L’art contemporain, ou l’art de créer de la valeur sans travail

L’art contemporain a été créé à la fin de la Seconde Guerre Mondiale, et plus précisément vers les années 1960. Il a succédé à l’art moderne créé en 1850. La culture a toujours représenté l’expression de la puissance politique d’un pays. Les États-Unis – et plus particulièrement la CIA – l’ont bien compris. Afin d’asseoir leur identité à l’issue de la seconde guerre mondiale, ils vont s’emparer de toutes les formes de culture. La CIA va notamment exploiter les beaux-arts pour détourner l’avant-garde européenne du courant communiste. Désireuse de représenter un mouvement occidental et moderniste, la CIA va encourager toute forme d’art faisant place à l’abstraction au détriment du contenu social des œuvres. De fait, le financement de cette nouvelle forme d’art va attirer les artistes européens. Il va les inciter à abandonner leur enracinement idéologique, pour produire en abondance des œuvres dépouillées de toute substance concrète.

L’art contemporain est donc très controversé et revêt toutes les caractéristiques d’un art de marché et de la libre entreprise. Il réalise en cela le rêve de tout capitaliste : émettre de la valeur en éliminant toute notion de travail. Les œuvres rentrent dans des fonds spéculatifs, et augmentent leur valeur sans créer de véritable richesse. L’art contemporain ne suit pas l’évolution de l’art, et représente donc une véritable rupture idéologique et politique avec l’art classique.
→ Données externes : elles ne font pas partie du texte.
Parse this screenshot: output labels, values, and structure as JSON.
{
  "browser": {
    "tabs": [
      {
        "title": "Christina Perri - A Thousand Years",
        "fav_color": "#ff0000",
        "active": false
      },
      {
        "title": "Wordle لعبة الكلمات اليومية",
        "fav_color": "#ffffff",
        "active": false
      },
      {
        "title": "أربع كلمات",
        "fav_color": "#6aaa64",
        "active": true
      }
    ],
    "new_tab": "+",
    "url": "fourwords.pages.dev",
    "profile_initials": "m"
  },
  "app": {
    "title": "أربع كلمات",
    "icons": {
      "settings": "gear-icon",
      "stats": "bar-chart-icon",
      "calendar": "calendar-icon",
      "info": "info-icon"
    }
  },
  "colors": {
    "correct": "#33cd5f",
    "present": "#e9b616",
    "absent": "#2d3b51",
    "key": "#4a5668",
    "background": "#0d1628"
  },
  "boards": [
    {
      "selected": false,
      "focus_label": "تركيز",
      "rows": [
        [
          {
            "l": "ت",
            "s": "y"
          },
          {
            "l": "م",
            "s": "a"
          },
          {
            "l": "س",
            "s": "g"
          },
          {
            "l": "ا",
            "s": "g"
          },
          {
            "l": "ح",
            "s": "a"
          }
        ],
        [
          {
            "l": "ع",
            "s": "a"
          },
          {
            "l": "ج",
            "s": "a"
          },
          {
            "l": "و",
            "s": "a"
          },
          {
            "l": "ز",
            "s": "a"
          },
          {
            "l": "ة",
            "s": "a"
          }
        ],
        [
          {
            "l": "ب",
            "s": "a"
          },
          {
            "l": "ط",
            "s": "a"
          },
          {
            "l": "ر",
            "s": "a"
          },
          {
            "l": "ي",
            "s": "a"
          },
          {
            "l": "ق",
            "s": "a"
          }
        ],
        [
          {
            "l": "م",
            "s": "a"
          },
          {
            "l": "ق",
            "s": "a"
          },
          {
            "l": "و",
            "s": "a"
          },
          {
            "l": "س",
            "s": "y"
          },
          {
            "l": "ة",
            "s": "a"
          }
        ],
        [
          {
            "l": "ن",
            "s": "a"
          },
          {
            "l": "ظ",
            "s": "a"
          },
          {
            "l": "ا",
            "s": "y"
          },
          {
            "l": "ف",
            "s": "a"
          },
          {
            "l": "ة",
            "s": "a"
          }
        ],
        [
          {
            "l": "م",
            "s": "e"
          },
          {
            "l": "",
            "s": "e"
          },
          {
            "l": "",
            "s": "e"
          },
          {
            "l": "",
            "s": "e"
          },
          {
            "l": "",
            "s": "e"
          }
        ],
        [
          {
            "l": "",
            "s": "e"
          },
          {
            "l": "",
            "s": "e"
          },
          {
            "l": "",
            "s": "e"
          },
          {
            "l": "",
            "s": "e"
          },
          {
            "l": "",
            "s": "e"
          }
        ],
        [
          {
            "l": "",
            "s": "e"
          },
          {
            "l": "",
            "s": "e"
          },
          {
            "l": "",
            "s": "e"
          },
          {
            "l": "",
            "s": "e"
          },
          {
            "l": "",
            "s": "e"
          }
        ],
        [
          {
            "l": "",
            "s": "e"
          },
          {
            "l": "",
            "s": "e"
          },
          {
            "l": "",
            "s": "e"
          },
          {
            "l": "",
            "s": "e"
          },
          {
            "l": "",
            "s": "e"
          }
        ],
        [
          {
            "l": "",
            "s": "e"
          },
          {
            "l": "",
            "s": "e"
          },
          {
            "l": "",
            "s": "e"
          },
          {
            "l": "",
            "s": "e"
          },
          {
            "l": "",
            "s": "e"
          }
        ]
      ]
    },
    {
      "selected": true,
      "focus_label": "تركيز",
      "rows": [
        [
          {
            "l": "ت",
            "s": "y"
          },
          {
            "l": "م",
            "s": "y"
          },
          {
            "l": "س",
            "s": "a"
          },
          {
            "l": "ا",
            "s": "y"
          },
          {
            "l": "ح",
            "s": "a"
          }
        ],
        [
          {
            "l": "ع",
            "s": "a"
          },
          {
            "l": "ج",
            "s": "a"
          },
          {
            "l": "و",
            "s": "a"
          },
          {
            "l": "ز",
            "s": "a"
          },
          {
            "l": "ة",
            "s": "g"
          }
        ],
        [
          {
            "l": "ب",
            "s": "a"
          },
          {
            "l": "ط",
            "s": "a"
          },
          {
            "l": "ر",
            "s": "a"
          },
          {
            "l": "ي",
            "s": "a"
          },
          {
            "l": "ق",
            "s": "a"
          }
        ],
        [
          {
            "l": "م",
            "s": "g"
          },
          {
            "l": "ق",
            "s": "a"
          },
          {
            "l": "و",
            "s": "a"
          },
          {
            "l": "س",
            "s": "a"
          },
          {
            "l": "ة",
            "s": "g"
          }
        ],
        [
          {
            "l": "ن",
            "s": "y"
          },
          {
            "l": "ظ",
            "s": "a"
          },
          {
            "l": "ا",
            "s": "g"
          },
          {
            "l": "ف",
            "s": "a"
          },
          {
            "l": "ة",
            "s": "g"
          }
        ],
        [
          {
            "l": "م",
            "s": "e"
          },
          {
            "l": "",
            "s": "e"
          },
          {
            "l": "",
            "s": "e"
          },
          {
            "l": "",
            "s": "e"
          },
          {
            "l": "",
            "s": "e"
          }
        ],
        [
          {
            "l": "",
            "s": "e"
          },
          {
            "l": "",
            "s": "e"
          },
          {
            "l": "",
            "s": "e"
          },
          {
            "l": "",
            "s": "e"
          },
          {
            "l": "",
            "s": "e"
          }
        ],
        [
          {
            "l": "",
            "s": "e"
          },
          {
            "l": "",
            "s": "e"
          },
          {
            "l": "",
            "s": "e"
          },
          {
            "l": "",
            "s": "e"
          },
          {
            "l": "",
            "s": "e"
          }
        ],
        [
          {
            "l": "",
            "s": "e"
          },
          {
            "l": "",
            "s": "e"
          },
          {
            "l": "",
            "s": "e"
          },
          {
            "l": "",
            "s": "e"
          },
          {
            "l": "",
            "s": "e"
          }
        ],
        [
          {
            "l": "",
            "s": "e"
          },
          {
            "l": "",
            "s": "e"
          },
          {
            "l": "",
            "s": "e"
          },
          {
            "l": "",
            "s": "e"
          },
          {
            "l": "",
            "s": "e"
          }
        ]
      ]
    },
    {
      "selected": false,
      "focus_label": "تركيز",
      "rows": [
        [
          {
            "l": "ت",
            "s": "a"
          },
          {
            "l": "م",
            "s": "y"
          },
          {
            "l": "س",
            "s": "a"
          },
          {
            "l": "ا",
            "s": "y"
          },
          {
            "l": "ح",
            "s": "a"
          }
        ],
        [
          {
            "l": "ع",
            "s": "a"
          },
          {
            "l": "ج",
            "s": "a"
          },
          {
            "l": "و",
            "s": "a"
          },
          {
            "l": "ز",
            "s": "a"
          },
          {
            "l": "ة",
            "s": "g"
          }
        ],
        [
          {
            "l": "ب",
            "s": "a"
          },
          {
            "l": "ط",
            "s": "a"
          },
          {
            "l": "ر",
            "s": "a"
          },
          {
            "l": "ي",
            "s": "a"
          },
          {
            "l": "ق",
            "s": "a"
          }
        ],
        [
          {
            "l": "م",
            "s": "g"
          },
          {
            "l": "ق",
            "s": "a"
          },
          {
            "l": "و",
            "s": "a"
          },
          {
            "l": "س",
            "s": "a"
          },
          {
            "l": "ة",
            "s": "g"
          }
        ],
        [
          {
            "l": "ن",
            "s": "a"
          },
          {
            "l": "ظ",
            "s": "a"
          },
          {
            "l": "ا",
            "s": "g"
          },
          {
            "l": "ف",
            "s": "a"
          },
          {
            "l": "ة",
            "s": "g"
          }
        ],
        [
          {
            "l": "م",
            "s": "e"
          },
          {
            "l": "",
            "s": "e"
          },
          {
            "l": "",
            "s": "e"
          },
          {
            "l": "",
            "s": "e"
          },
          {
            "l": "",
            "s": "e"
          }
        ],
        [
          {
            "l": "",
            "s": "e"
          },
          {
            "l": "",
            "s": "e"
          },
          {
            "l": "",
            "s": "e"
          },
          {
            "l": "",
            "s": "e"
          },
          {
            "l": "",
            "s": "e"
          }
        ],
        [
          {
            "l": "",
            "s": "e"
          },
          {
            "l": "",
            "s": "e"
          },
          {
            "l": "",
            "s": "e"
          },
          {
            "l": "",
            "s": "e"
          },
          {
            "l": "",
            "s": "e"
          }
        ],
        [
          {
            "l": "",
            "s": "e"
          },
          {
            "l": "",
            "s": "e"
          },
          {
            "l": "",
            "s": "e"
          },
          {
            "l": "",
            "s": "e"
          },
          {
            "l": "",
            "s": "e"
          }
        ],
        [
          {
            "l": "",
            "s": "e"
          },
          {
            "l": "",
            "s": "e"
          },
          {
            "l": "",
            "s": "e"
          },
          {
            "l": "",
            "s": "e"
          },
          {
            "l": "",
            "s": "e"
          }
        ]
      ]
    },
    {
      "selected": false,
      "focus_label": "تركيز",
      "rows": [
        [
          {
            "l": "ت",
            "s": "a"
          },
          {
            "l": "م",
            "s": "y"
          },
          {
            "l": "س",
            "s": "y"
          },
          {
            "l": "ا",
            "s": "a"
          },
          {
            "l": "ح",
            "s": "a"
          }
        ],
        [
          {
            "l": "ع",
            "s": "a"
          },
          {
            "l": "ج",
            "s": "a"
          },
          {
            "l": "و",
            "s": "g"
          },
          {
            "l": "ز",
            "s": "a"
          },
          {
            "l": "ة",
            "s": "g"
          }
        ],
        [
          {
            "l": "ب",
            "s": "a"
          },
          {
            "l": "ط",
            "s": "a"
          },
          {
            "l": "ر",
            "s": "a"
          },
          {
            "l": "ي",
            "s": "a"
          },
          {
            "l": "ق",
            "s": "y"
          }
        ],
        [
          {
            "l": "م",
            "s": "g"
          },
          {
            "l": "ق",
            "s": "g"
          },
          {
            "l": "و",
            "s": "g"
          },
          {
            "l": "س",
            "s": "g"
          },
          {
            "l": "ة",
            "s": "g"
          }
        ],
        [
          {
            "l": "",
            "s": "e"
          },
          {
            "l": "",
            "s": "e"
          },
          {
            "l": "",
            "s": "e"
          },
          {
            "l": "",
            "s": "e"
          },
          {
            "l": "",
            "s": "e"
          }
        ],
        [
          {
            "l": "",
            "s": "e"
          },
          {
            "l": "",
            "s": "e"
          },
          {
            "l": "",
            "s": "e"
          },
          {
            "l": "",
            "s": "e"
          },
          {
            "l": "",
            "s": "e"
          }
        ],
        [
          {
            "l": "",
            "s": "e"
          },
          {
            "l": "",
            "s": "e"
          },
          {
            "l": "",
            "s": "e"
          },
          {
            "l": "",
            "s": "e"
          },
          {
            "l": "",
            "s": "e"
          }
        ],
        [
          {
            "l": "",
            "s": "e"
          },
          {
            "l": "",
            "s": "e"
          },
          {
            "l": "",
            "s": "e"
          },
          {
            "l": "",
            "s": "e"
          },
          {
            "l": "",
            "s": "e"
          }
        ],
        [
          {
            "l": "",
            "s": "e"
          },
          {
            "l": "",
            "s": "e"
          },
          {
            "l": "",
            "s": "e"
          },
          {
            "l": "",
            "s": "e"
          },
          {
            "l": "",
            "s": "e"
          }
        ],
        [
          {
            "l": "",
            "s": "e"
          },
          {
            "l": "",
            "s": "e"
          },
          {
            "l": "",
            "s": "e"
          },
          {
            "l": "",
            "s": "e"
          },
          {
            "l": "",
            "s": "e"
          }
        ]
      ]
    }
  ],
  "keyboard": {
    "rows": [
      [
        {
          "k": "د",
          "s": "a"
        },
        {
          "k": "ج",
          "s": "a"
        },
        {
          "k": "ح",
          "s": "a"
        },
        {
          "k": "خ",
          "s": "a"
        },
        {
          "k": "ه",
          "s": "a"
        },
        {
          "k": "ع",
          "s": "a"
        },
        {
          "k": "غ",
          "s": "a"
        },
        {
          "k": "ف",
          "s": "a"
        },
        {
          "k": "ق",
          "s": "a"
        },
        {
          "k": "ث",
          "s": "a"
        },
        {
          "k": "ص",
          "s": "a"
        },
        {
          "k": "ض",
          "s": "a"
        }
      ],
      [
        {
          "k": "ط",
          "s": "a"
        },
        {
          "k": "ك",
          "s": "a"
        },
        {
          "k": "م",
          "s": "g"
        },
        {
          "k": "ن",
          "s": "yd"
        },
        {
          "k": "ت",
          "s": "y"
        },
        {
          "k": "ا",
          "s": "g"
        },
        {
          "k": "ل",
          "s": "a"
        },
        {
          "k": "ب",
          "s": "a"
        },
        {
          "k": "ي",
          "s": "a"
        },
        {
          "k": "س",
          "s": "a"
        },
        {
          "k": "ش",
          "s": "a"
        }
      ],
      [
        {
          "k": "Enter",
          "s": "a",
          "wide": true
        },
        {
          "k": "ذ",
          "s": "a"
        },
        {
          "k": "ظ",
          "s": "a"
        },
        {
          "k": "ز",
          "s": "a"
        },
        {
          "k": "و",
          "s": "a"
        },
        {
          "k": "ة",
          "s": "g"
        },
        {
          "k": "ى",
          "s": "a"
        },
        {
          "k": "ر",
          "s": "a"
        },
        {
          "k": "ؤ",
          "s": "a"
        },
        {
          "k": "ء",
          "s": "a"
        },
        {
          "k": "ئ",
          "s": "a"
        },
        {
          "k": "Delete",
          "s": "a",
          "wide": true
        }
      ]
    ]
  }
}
L’art contemporain, ou l’art de créer plus de riches

Outre le fait d’être un art du capital, l’art contemporain est un art au service de l’État. Pour que le marché de l’art contemporain soit effectif, les œuvres doivent également être créées en abondance. Par opposition à l’art classique, où les œuvres ne sont pas en nombre suffisant pour qu’un marché existe. Ce marché de l’art contemporain est composé de riches collectionneurs et d’institutions publiques qui garantissent la valeur des œuvres. Ce qui en fait un marché hautement spéculatif. De fait, l’art contemporain est manipulé par un petit groupe de privilégiés, qui dictent en permanence les tendances du marché.

La preuve d’enjeu, ou l’art de créer de la valeur sans travail

Tout comme l’art contemporain avec l’art classique, la preuve d’enjeu constitue une rupture idéologique avec la preuve de travail. Et donc une rupture fondamentale avec la philosophie de décentralisation que le protocole du bitcoin incarne depuis sa création. Et tout comme l’art contemporain, la preuve d’enjeu a un objectif : émettre de la valeur numérique, en éliminant toute notion de transformation d’énergie. Donc en éliminant également tout concept de travail. Sous prétexte de transitionner vers un système moins coûteux en énergie, la preuve d’enjeu reproduit le système existant d’émission des monnaies fiat. L’émission de jetons n’est pas ancrée dans le monde réel, et constitue la seule ressource extérieure de la preuve d’enjeu. En opposition à la preuve de travail, dont la dépense énergétique physique représente la principale ressource extérieure. Les deux premières analogies entre preuve d’enjeu et art contemporain mettent en lumière une absence de travail et de rareté.

La preuve d’enjeu, ou l’art de créer plus de riches

La troisième analogie entre la preuve d’enjeu et l’art contemporain concerne les acteurs. Pour rappel, la preuve d’enjeu est un mode de consensus qui impose à tout validateur de posséder des jetons. Elle lui impose donc de détenir de la richesse, ou de s’en procurer auprès d’autres validateurs avec leurs permissions. La récompense prévue dans le protocole et issue de l’ajout d’un bloc est strictement proportionnelle à l’engagement financier du validateur. L’attribution des récompenses en jetons supplémentaires incite donc à l’accumulation, contrairement à la redistribution des jetons par preuve de travail. Elle tend donc à rendre les riches encore plus riches.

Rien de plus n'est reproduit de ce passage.